Onde que essa gente aprende essas coisas? (ninguém nasce assim!). Ah, já sei: no livro sagrado! Olha só alguns provérbios bíblicos:
- "Quem se recusa a surrar seu filho o odeia, mas quem ama seu filho o disciplina desde cedo."
- "Os açoites que ferem, purificam o mal; E as feridas alcançam o mais íntimo do corpo."
- "Os castigos curam a maldade da gente e melhoram o nosso caráter."
- "Castiga a teu filho, enquanto há esperança, mas não te excedas a ponto de matá-lo"
Pelo menos a bíblia sugere moderação nas agressões físicas. Bata à vontade, mas não a ponto de matar, que se não interfere num outro mandamento aí. Devem ser essas as “bases cristãs” que a pessoa acima citou...
Aparentemente todos esses comentaristas do Estadão apanharam na infância, e dá pra notar como funcionou para que se tornassem adultos tolerantes e livres de preconceitos.
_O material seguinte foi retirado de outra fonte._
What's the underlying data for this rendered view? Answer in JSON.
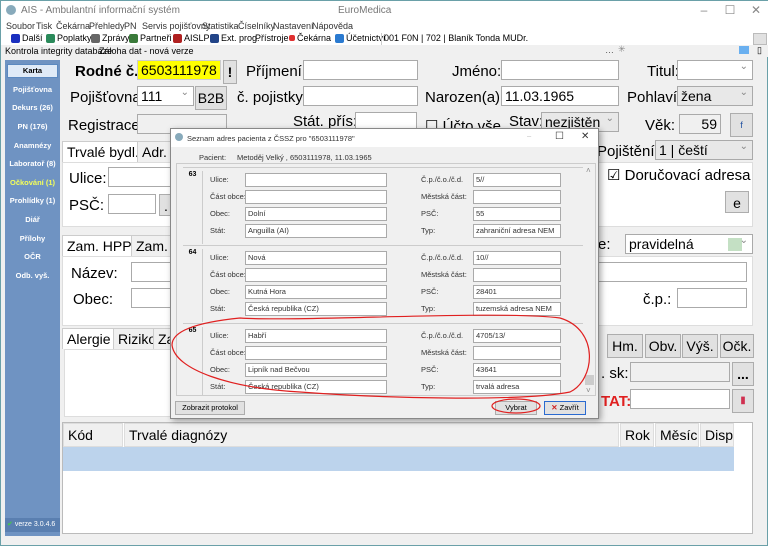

Pessoas com caráter!
Se você bate no seu filho, você está do lado deles. E de um cara como o deste vídeo (Prates é conhecido em SC porque tem uma coluna no Diário Catarinense e no Jornal do Almoço, da RBS), que não apenas defende a “pedagogia da cinta”, como também a pena de morte e a ditadura militar. Quase nenhuma pedagoga, psicóloga, doutora em educação é a favor da palmada. Mas eles são. Continue com suas opiniões, desconte suas frustrações no seu filho, fique nessa ilusão que você está educando-o, mas saiba: você não é muito diferente de um Prates. E, se você fica com medo ao ver alguém alterado como um Prates (eu sei que eu fico), lembre-se que seu filho te vê assim quando você vem com o chinelo na mão pra cima dele.
Ah, recomendo o post do Sakamoto.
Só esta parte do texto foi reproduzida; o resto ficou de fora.